Он сидит, откинувшись назад; она разбинтовывает культю и проводит по ней пальцем.

– Хорошие швы, – говорит она. – Кто накладывал швы?

– Доктор Ханзен.

– Ханзен. Не знаю Ханзена. Но сделано хорошо. Хороший хирург. – Она оценивающе взвешивает культю на руке, словно это арбуз. – Хорошая работа.

Она намыливает культю и смывает мыло. От теплой воды культя розовеет и теперь уже меньше походит на обрубок – скорее на глубоководную рыбу; он отводит глаза.

– Вам часто приходится видеть плохую работу? – спрашивает он.

Она поджимает губы и разводит руки – жест, который напоминает ему о его матери.

«Может быть, – говорит этот жест, – как сказать».

– Вы часто видите… такое? – Он слегка дотрагивается пальцами до культи.

– Конечно.

Он отмечает про себя, что их беседа начисто лишена двойного смысла.

Про себя он не называет ее культей. Ему бы хотелось никак ее не называть, вообще о ней не думать, но это невозможно. Если он как-то ее и называет, то только le jambon[2]. Выказывая таким образом свое презрение, он держит хорошую дистанцию.

Он делит людей, с которыми поддерживает контакт, на два класса: те немногие, кто ее видел, и остальные, кто, к счастью, никогда ее не увидит. Как жаль, что Марияна так рано и так решительно попала в первый класс.
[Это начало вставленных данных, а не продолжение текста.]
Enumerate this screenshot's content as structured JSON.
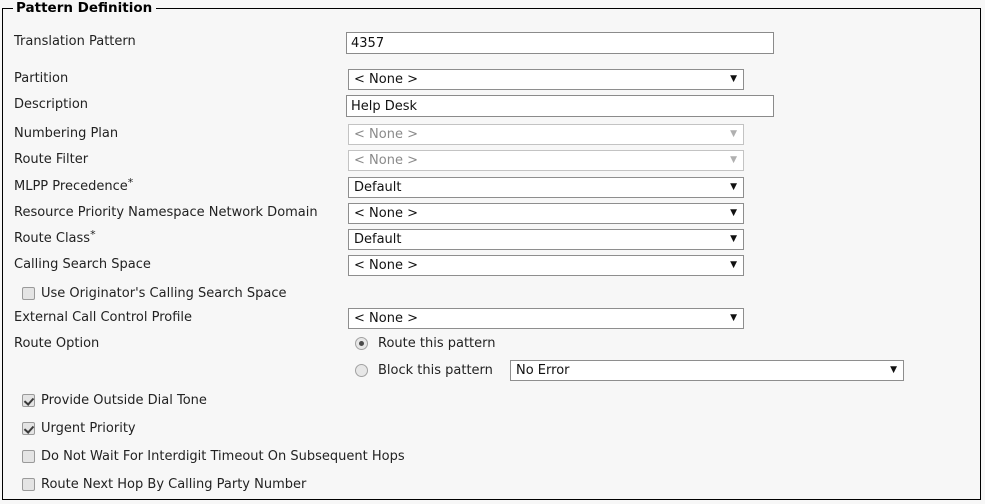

– Я все-таки не могу понять, почему нельзя было оставить колено, – жалуется он ей. – Ведь кость срастается. Даже если был поврежден сустав, они могли сделать попытку восстановить его. Если бы я знал, какая это большая разница – сохранить или потерять колено, то никогда не согласился бы. Но они мне ничего не сказали.

Марияна качает головой.

– Для этого потребовались бы очень сложные хирургические операции, – объясняет она. – Очень сложные. Потребовались бы целые годы – в больнице и дома. Знаете, когда пациенты старые, врачи не любят заниматься восстановлением. Только для молодых. Какой смысл? Да? Какой смысл?

Она относит его к старикам – к тем, которых нет смысла спасать (спасать коленный сустав, спасать жизнь. Интересно, думает он, а куда она относит себя – к молодым? к старым? к тем, кто не молод и не стар? к тем, кто никогда не состарится?).

Ему редко приходилось видеть, чтобы кто-нибудь настолько скрупулезно исполнял свои обязанности, как Марияна. Список, с которым она идет за покупками, он получает обратно с приколотыми к нему чеками, и возле каждого пункта поставлена галочка. Там, где что-то пришлось заменить, это помечено ее аккуратным почерком. Все, что она стряпает, всегда очень аппетитно.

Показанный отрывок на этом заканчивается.